There is an obvious conflict of interest in this relationship. The G8

governments claim they want to help poor countries develop and compete

successfully. But they have a powerful commercial incentive to ensure

that they compete unsuccessfully, and that our companies can grab their

public services and obtain their commodities at rock-bottom prices. The

conditionalities we impose on the poor nations keep them on a short leash.

 

That's not the only conflict. The G8 finance ministers' statement

insists that the World Bank and IMF will monitor the indebted countries'

progress, and decide whether they are fit to be relieved of their

burden. The World Bank and IMF, of course, are the agencies which have

the most to lose from this redemption. They have a vested interest in

ensuring that debt relief takes place as slowly as possible.

 

Attaching conditions like these to aid is bad enough.
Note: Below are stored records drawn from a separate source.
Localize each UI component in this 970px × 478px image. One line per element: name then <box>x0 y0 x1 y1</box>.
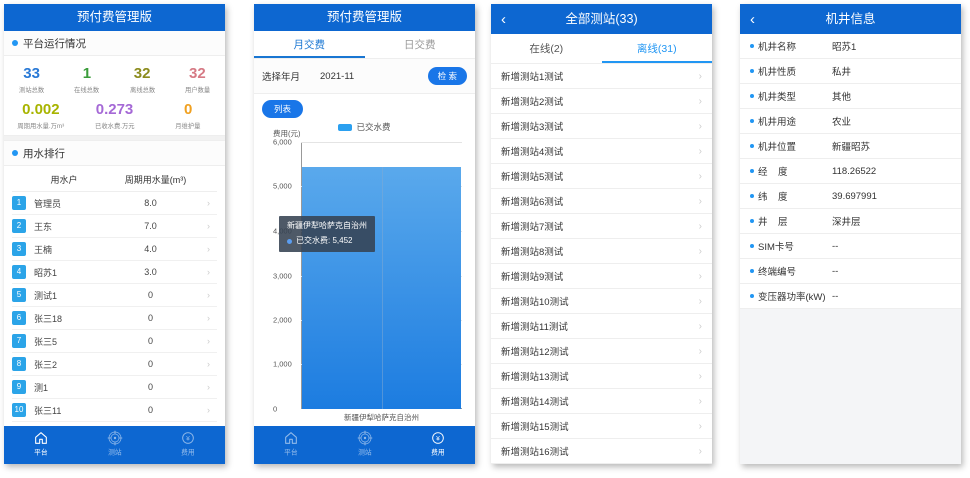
svg-text:¥: ¥ <box>186 436 190 443</box>
svg-text:¥: ¥ <box>436 436 440 443</box>
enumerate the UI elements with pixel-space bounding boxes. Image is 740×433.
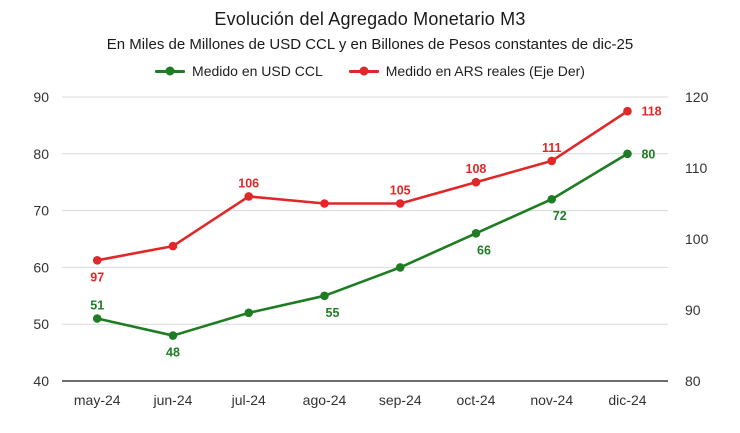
data-point: [168, 331, 178, 340]
data-point: [547, 156, 557, 166]
data-point: [320, 199, 329, 208]
data-point: [471, 177, 481, 187]
category-label: nov-24: [530, 392, 573, 408]
category-label: may-24: [74, 392, 121, 408]
data-point: [92, 255, 102, 265]
data-point-label: 118: [641, 105, 661, 119]
category-label: jul-24: [231, 392, 266, 408]
category-label: dic-24: [608, 392, 646, 408]
data-point-label: 111: [542, 141, 562, 155]
data-point-label: 97: [90, 270, 104, 284]
left-axis-tick: 80: [33, 146, 49, 162]
legend-dot-green-icon: [165, 66, 175, 76]
left-axis-tick: 50: [33, 316, 49, 332]
right-axis-tick: 100: [685, 231, 709, 247]
legend-marker-green-icon: [155, 66, 186, 76]
data-point-label: 108: [466, 162, 487, 176]
data-point: [244, 192, 254, 201]
chart-legend: Medido en USD CCL Medido en ARS reales (…: [0, 63, 740, 79]
data-point: [471, 229, 481, 238]
left-axis-tick: 40: [33, 373, 49, 389]
series-line-1: [95, 109, 629, 262]
data-point: [623, 149, 632, 159]
left-axis-tick: 70: [33, 203, 49, 219]
left-axis-tick: 60: [33, 259, 49, 275]
legend-label-usd-ccl: Medido en USD CCL: [192, 63, 323, 79]
data-point-label: 72: [553, 209, 567, 223]
data-point: [320, 291, 329, 301]
right-axis-tick: 90: [685, 302, 701, 318]
data-point-label: 105: [390, 184, 411, 198]
chart-title: Evolución del Agregado Monetario M3: [214, 9, 526, 29]
series-line-0: [95, 152, 629, 337]
data-point-label: 48: [166, 346, 180, 360]
data-point: [168, 241, 178, 251]
chart-subtitle: En Miles de Millones de USD CCL y en Bil…: [106, 36, 634, 53]
data-point-label: 55: [326, 306, 340, 320]
category-label: jun-24: [153, 392, 193, 408]
data-point: [395, 263, 405, 272]
legend-label-ars-reales: Medido en ARS reales (Eje Der): [385, 63, 585, 79]
data-point: [92, 314, 102, 323]
right-axis-tick: 120: [685, 89, 709, 105]
data-point-label: 106: [238, 176, 259, 190]
data-point-label: 80: [641, 147, 655, 161]
category-label: sep-24: [379, 392, 422, 408]
legend-marker-red-icon: [348, 66, 379, 76]
data-point: [623, 106, 632, 116]
legend-dot-red-icon: [359, 66, 369, 76]
data-point: [547, 194, 557, 204]
category-label: oct-24: [457, 392, 496, 408]
data-point: [244, 308, 254, 318]
left-axis-tick: 90: [33, 89, 49, 105]
legend-item-ars-reales: Medido en ARS reales (Eje Der): [348, 63, 585, 79]
category-label: ago-24: [303, 392, 347, 408]
right-axis-tick: 80: [685, 373, 701, 389]
data-point-label: 66: [477, 243, 491, 257]
data-point: [395, 199, 405, 208]
legend-item-usd-ccl: Medido en USD CCL: [155, 63, 323, 79]
right-axis-tick: 110: [685, 160, 708, 176]
data-point-label: 51: [90, 299, 104, 313]
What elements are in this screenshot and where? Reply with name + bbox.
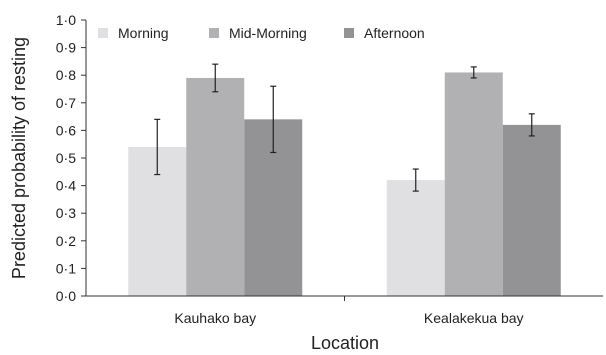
bar-mid-morning-2 (444, 72, 503, 296)
bar-mid-morning-1 (186, 77, 245, 297)
error-bars-layer (154, 63, 535, 192)
category-labels-layer: Kauhako bay Kealakekua bay (174, 296, 524, 326)
y-tick-label: 0·6 (56, 122, 76, 138)
legend-swatch (344, 28, 354, 38)
legend: Morning Mid-Morning Afternoon (98, 25, 425, 41)
bar-afternoon-2 (502, 124, 561, 296)
y-tick-label: 1·0 (56, 12, 76, 28)
legend-label: Afternoon (364, 25, 425, 41)
y-axis-title: Predicted probability of resting (9, 37, 29, 279)
legend-swatch (98, 28, 108, 38)
y-ticks-layer: 0·0 0·1 0·2 0·3 0·4 0·5 0·6 0·7 0·8 0·9 1·0 (56, 12, 86, 304)
y-tick-label: 0·4 (56, 178, 76, 194)
x-axis-title: Location (311, 333, 379, 353)
legend-swatch (209, 28, 219, 38)
bars-layer (128, 72, 561, 297)
x-category-label: Kauhako bay (174, 310, 256, 326)
y-tick-label: 0·5 (56, 150, 76, 166)
y-tick-label: 0·8 (56, 67, 76, 83)
y-tick-label: 0·3 (56, 205, 76, 221)
legend-label: Mid-Morning (229, 25, 307, 41)
y-tick-label: 0·7 (56, 95, 76, 111)
legend-label: Morning (118, 25, 169, 41)
y-tick-label: 0·0 (56, 288, 76, 304)
y-tick-label: 0·9 (56, 40, 76, 56)
x-category-label: Kealakekua bay (424, 310, 524, 326)
y-tick-label: 0·2 (56, 233, 76, 249)
y-tick-label: 0·1 (56, 260, 76, 276)
bar-morning-2 (386, 180, 445, 296)
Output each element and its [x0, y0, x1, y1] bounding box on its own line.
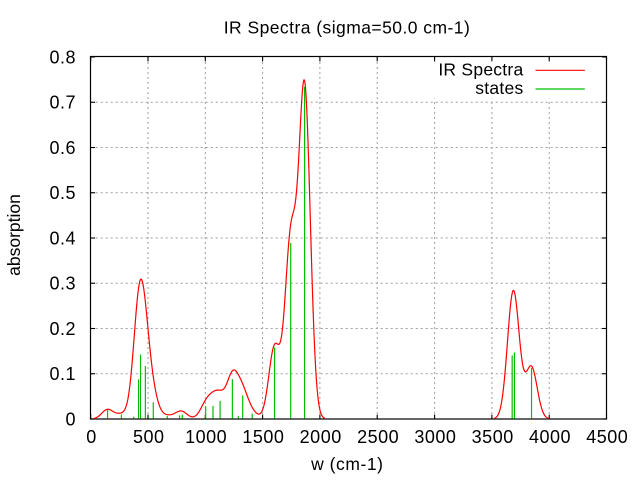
- svg-text:3500: 3500: [472, 427, 514, 447]
- svg-text:0.4: 0.4: [49, 228, 76, 248]
- svg-text:4000: 4000: [529, 427, 571, 447]
- svg-text:absorption: absorption: [4, 194, 24, 276]
- svg-text:0: 0: [65, 409, 76, 429]
- svg-text:2500: 2500: [357, 427, 399, 447]
- svg-text:1000: 1000: [185, 427, 227, 447]
- svg-text:states: states: [475, 78, 523, 98]
- svg-text:3000: 3000: [414, 427, 456, 447]
- svg-text:0.5: 0.5: [49, 183, 76, 203]
- svg-text:0.1: 0.1: [49, 364, 76, 384]
- svg-text:1500: 1500: [242, 427, 284, 447]
- svg-text:0.8: 0.8: [49, 47, 76, 67]
- svg-text:0.2: 0.2: [49, 319, 76, 339]
- svg-text:2000: 2000: [300, 427, 342, 447]
- svg-text:IR Spectra (sigma=50.0 cm-1): IR Spectra (sigma=50.0 cm-1): [224, 18, 471, 38]
- svg-text:0.3: 0.3: [49, 274, 76, 294]
- svg-text:500: 500: [133, 427, 165, 447]
- svg-text:4500: 4500: [586, 427, 628, 447]
- svg-text:IR Spectra: IR Spectra: [438, 60, 523, 80]
- svg-text:0.6: 0.6: [49, 138, 76, 158]
- svg-text:0.7: 0.7: [49, 93, 76, 113]
- svg-text:w (cm-1): w (cm-1): [310, 454, 383, 474]
- svg-text:0: 0: [86, 427, 97, 447]
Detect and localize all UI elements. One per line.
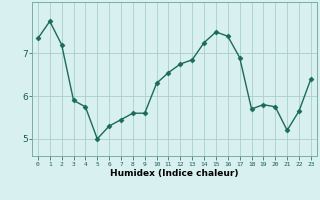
- X-axis label: Humidex (Indice chaleur): Humidex (Indice chaleur): [110, 169, 239, 178]
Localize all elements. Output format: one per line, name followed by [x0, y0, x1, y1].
It amounts to

saying: " We will give you a trickle of money if you give us the crown

jewels. " Attaching them to debt relief is in a different moral league:

" We will stop punching you in the face if you give us the crown jewels. "

The G8's plan for saving Africa is little better than an extortion racket.

 

Do you still believe our newly sanctified leaders have earned their

haloes? If so, you have swallowed a truckload of nonsense. Yes, they

should cancel the debt. But they should cancel it unconditionally.